I met a woman on the beach at Huguenot Park in North Florida who taught me and my sons how to find sand dollars. She had an eye for that kind of thing. “Look for something round and yellow,” she advised me. I guess I could have figured that out for myself!
Hunched over, peering into the water, idiotically repeating, “round and yellow,” I soon came up with my first unbroken sand dollar. The incantation had worked. As I’d been searching the sandy bottom for the spiny sea animals, the woman struck up a conversation with me. When she found out I lived in Alabama, she offered, “I love Alabama. I’m not prejudiced, at all, but I love Alabama because there aren’t many Black people.”
My kids and I exchanged quick glances. Did she just say what we thought she said? I had stopped looking for sand dollars and began to focus on the woman.
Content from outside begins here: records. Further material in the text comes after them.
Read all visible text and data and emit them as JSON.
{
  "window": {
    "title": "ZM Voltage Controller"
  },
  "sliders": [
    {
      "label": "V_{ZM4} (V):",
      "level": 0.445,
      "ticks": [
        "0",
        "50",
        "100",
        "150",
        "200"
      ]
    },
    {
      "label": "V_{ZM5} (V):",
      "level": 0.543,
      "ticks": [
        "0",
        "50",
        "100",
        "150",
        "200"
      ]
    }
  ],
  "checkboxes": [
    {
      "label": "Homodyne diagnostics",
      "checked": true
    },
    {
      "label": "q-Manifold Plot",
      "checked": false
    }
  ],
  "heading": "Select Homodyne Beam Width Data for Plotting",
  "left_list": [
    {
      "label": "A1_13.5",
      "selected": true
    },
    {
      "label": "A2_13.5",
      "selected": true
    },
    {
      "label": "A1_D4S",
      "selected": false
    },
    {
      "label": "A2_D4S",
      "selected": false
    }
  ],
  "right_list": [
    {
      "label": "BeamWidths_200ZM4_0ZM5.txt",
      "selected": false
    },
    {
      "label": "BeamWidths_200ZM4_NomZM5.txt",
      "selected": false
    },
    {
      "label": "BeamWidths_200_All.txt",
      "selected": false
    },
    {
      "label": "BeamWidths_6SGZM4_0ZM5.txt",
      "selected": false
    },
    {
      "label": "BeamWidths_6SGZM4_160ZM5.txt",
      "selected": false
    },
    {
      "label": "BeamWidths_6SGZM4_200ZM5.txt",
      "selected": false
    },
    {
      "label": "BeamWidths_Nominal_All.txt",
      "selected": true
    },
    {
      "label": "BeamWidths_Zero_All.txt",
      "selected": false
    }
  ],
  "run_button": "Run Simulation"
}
She looked young, with long auburn hair, a bikini, sun burned skin, and a pregnant belly. She seemed earnest. I didn’t see hate in her keen-for-sand-dollars eyes.
“Hmmm. How odd,” I said, “when we moved to Alabama, I chose schools for my kids because I wanted them to be in integrated settings.”
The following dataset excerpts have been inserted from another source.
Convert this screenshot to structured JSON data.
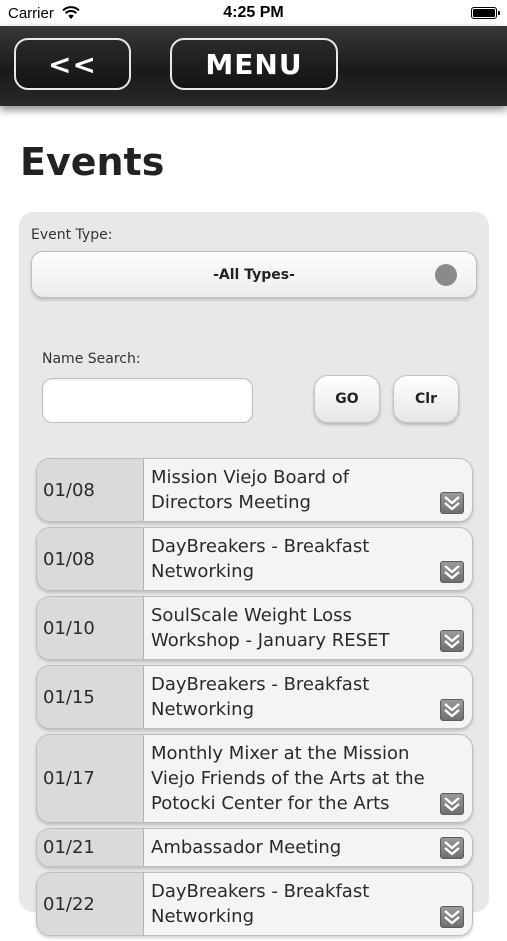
{
  "status_bar": {
    "carrier": "Carrier",
    "time": "4:25 PM"
  },
  "nav": {
    "back_label": "<<",
    "menu_label": "MENU"
  },
  "page": {
    "title": "Events"
  },
  "filters": {
    "event_type_label": "Event Type:",
    "event_type_value": "-All Types-",
    "name_search_label": "Name Search:",
    "name_search_value": "",
    "go_label": "GO",
    "clear_label": "Clr"
  },
  "events": [
    {
      "date": "01/08",
      "title": "Mission Viejo Board of Directors Meeting"
    },
    {
      "date": "01/08",
      "title": "DayBreakers - Breakfast Networking"
    },
    {
      "date": "01/10",
      "title": "SoulScale Weight Loss Workshop - January RESET"
    },
    {
      "date": "01/15",
      "title": "DayBreakers - Breakfast Networking"
    },
    {
      "date": "01/17",
      "title": "Monthly Mixer at the Mission Viejo Friends of the Arts at the Potocki Center for the Arts"
    },
    {
      "date": "01/21",
      "title": "Ambassador Meeting"
    },
    {
      "date": "01/22",
      "title": "DayBreakers - Breakfast Networking"
    }
  ],
  "icons": {
    "status": [
      "wifi-icon",
      "battery-icon"
    ],
    "select": "dropdown-indicator-icon",
    "row": "chevron-down-icon"
  },
  "colors": {
    "navbar": "#1c1a18",
    "panel": "#e8e8e8",
    "chevron": "#7a7a7a"
  }
}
“Not me,” she shook her head in disavowal. She stopped looking for sand dollars, too. We stood in thigh deep water, mutually suspending our search for bottom feeders. “After 9-11,” she continued, “my husband and I wanted to have more kids. You know, to raise some good, patriotic Americans. I got pregnant with twins, and we named them Jet and Striker.”
“Hmmm,” was all I could muster.
“What do you do in Alabama?” she asked.
“I’m a professor.”
“Oh, one of THOSE,” she couldn’t hide her disgust. She pushed her legs against the waves and began making her way back to her truck, which was parked on the beach. Jet and Striker, I presumed, were sitting in the truck bed drinking Gatorade and eating sandwiches. A confederate flag attached to the truck made a hard clapping noise as the sea breeze took hold of it.